Certainly, the betting markets have not been impressed by the move. The Redskins remain low down in the NFC Championship and Super Bowl odds, but while the latter may prove beyond them, it’s actually not impossible to imagine things coming together for an inexperienced group. The focus on young talent will bear fruit at some point, and they could be a decent outside bet for the Division title, assuming they stay injury free.

 

For one thing, while Smith is not an exciting replacement for Cousins, he could be a good fit.
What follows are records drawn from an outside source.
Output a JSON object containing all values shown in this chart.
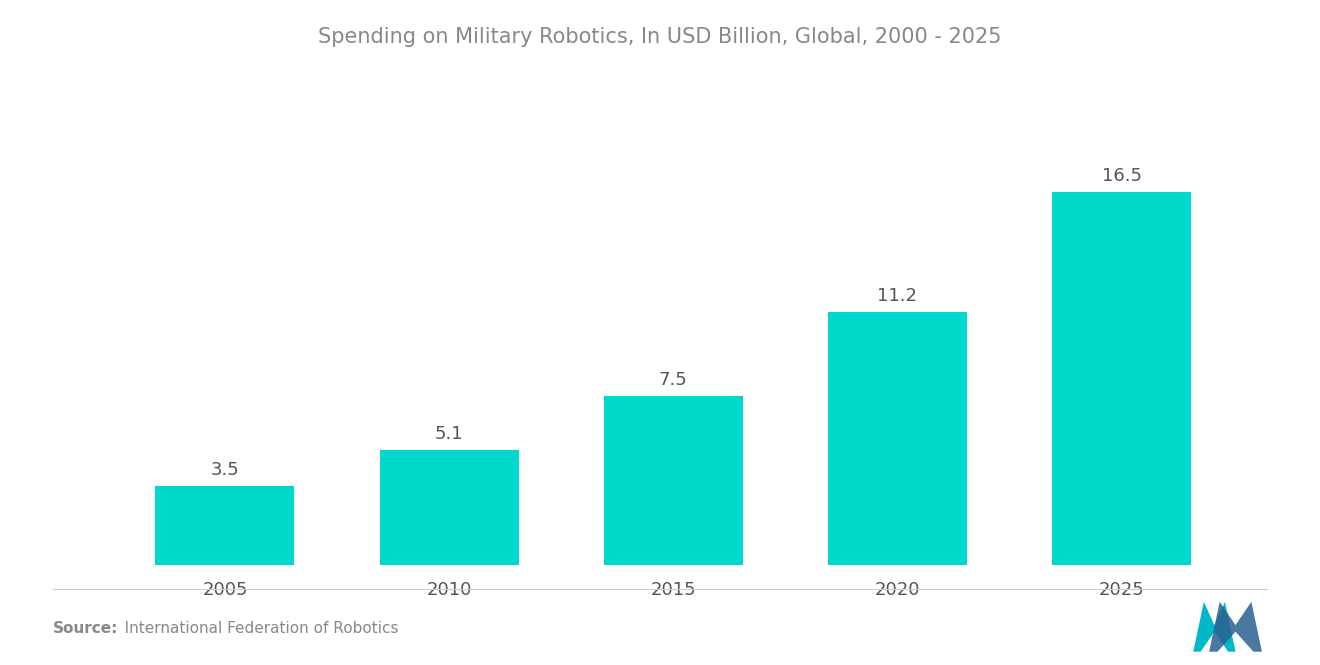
{
  "title": "Spending on Military Robotics, In USD Billion, Global, 2000 - 2025",
  "categories": [
    "2005",
    "2010",
    "2015",
    "2020",
    "2025"
  ],
  "values": [
    3.5,
    5.1,
    7.5,
    11.2,
    16.5
  ],
  "bar_color": "#00D8CC",
  "label_color": "#555555",
  "title_color": "#888888",
  "background_color": "#ffffff",
  "source_bold": "Source:",
  "source_rest": "   International Federation of Robotics",
  "bar_width": 0.62,
  "label_fontsize": 13,
  "tick_fontsize": 13,
  "title_fontsize": 15,
  "source_fontsize": 11,
  "ylim_max": 20,
  "xlim_left": -0.65,
  "xlim_right": 4.65
}
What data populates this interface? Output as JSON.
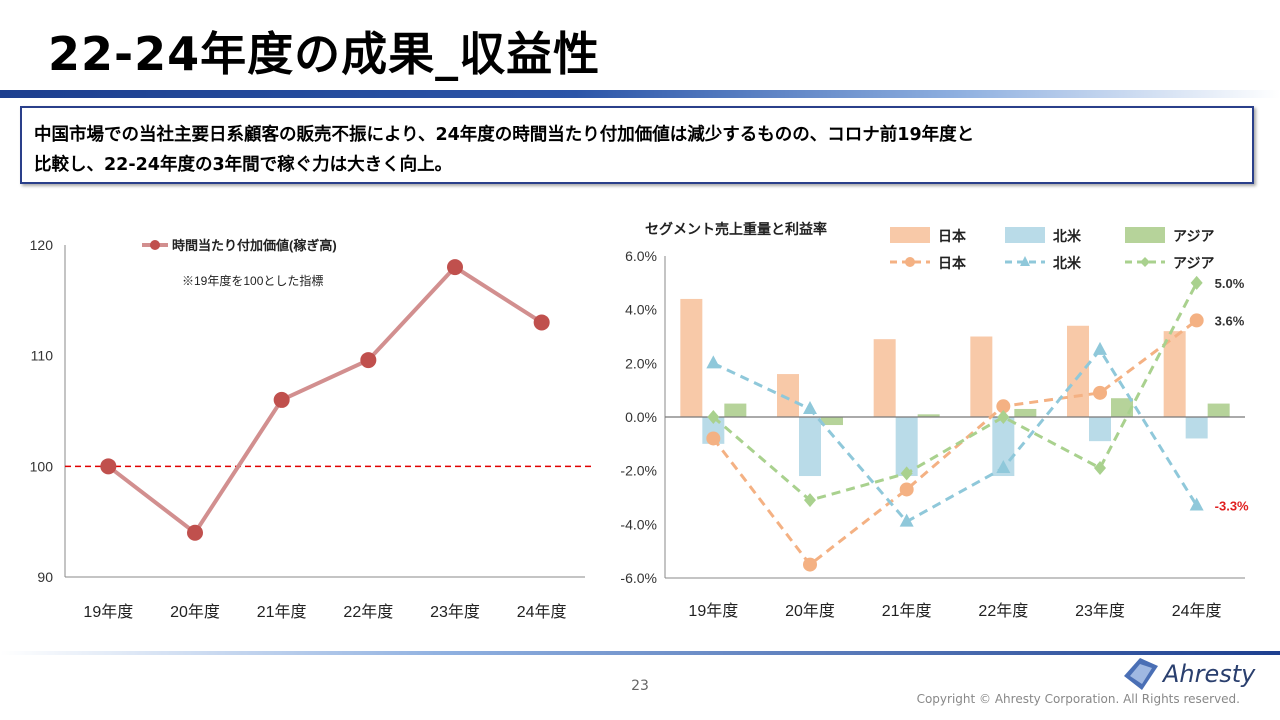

He’s more consistent, for one thing, and consistency will give the offense a little more confidence next time around. He’s a good fit with the passing game that Jay Gruden has developed, has more mobility than Cousins, throws fewer interceptions, and is adept at changing the launch angle on his throws. He could turn out to be a positive acquisition.

 

By resolving the quarterback issue at this relatively early stage, the Redskins are now free to address the squad overhaul that will be needed to get this group ready for next season.

 

The focus on developing young talent is the key to future success in the long term, but the team clearly needs strengthening in some areas, most notably at cornerback, having lost Kendal Fuller, one of their top three corners in the Smith-Cousins deal, and also at wide receiver, where they look in need of a strong and reliable playmaker while Terrelle Pryor develops his skills. In addition, while the defensive line improved in terms of yards allowed last season, they were still below average and a top defensive lineman has to be a priority.

 

If they can address those issues and add another dynamic, game-changing running back to compliment Thompson, and if they can stay clear of the injury problems that blighted the 2017 campaign, then next season’s projected steady improvement could be upgraded into something altogether more spectacular.